存在血小板溶解产物的树突状细胞具有降低的1型极化能力。

以前，我们已经显示血小板裂解物（PL）可用作非异种血清补充剂，用于产生单核细胞衍生的树突状细胞（DC）。由于基于DC的激活协议对微环境的变化（例如培养基的更换）极为敏感，因此，我们希望检查在PL存在下在各种1型激活条件下培养的DC的行为，并评估其1型极化能力。我们将10％PL补充的RPMI培养基（plDC）中培养的DC与使用市售无血清培养基（sfDCs）获得的临床级DC的质量进行了比较，后者通常用于已建立的DC疫苗方案中。DC成熟方案由单磷酰基脂质A /IFN-γ，聚I：C /TNF-α/IFN-α或聚I：C / R848组成。一般来说，plDC在其功能性1型极化特性的大多数方面均次于sfDC。成熟后，共刺激，HLA II类和淋巴结归巢分子的表达被强烈上调，但有一些明显的差异。CD80和CD86在plDC上的表达更为广泛，在CCR7的情况下尤其明显。
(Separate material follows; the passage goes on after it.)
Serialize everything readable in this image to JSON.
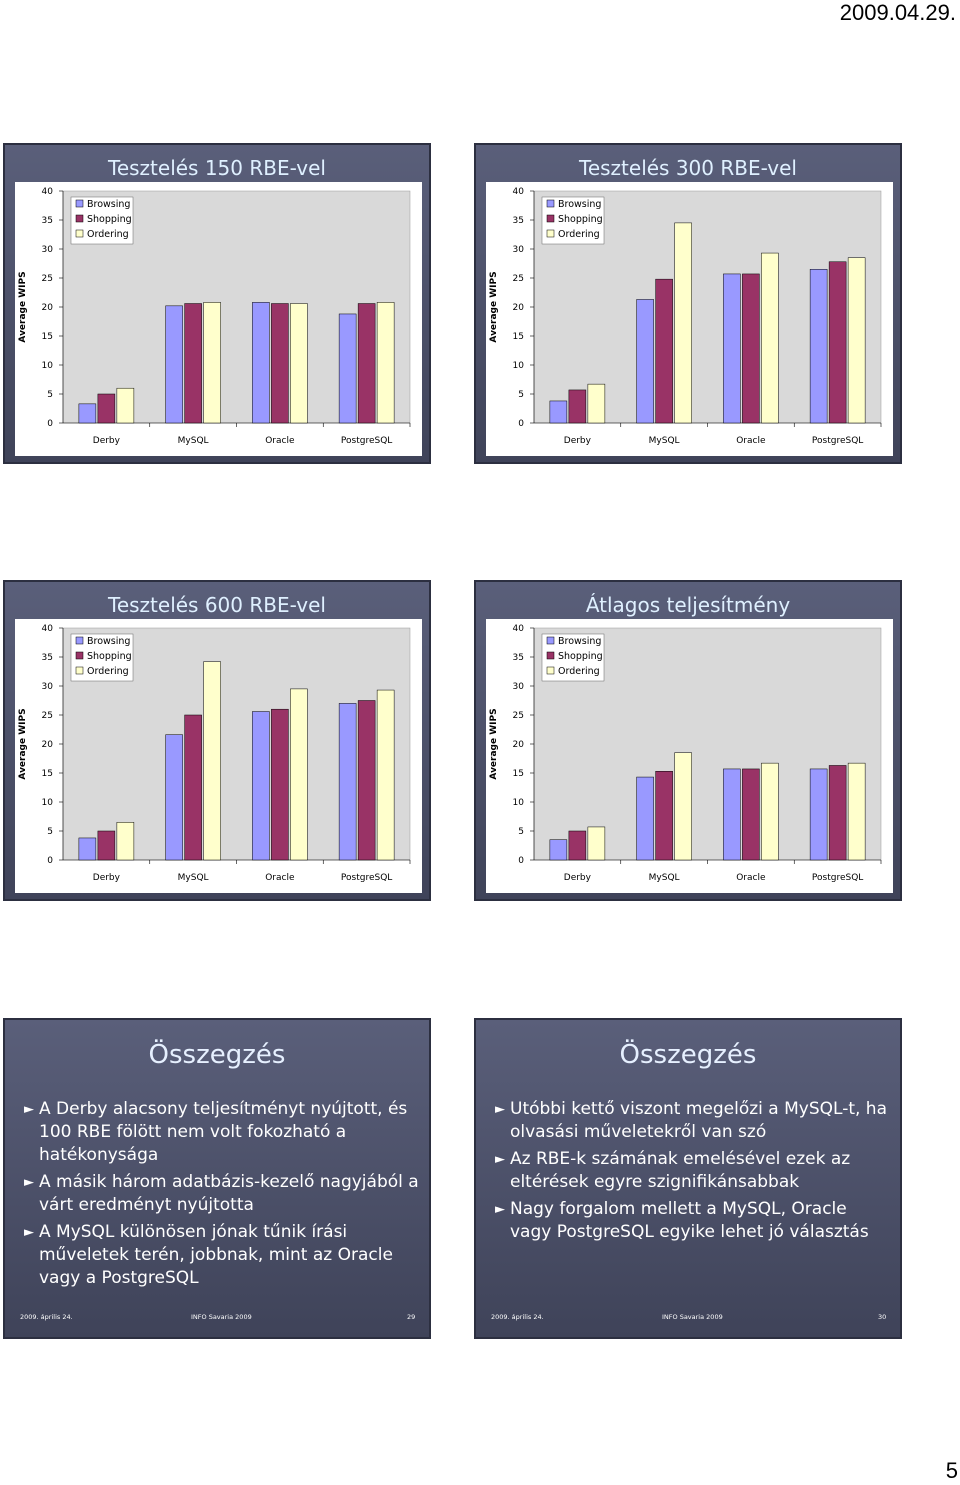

但是，观察到它们的功能能力后，就DC4 +和CD8 + T细胞刺激而言，plDC的同种异体刺激能力明显较低。与sfDC相比，CCR7的高表达对应于plDC的更高的CCL-19定向DC迁移。最后，与sfDC相比，它们诱导CD8 + T细胞中粒酶B和IFN-γ产生的能力大大降低。根据这些发现，使用PL作为产生单核细胞的DC抗肿瘤疫苗的替代血清补充剂存在疑问。缩写：Ag：抗原；CCL：趋化因子配体；CCR：趋化因子受体；DC：树突状细胞；DC-SIGN：树突状细胞特异的细胞间粘附分子-3-非整合素。FBS：胎牛血清；GMP：良好的生产规范；干扰素：干扰素；IL：白介素；MPLA：单磷酰基脂质A；PGE：前列腺素E；pI：C：聚肌苷酸：聚胞苷酸；pl：血小板裂解物；sf：无血清；TLR：收费型受体；TNF：肿瘤坏死因子。良好生产规范; 干扰素：干扰素；IL：白介素；MPLA：单磷酰基脂质A；PGE：前列腺素E；pI：C：聚肌苷酸：聚胞苷酸；pl：血小板裂解物；sf：无血清；TLR：收费型受体；TNF：肿瘤坏死因子。良好生产规范; 干扰素：干扰素；IL：白介素；MPLA：单磷酰基脂质A；PGE：前列腺素E；pI：C：聚肌苷酸：聚胞苷酸；pl：血小板裂解物；sf：无血清；TLR：收费型受体；TNF：肿瘤坏死因子。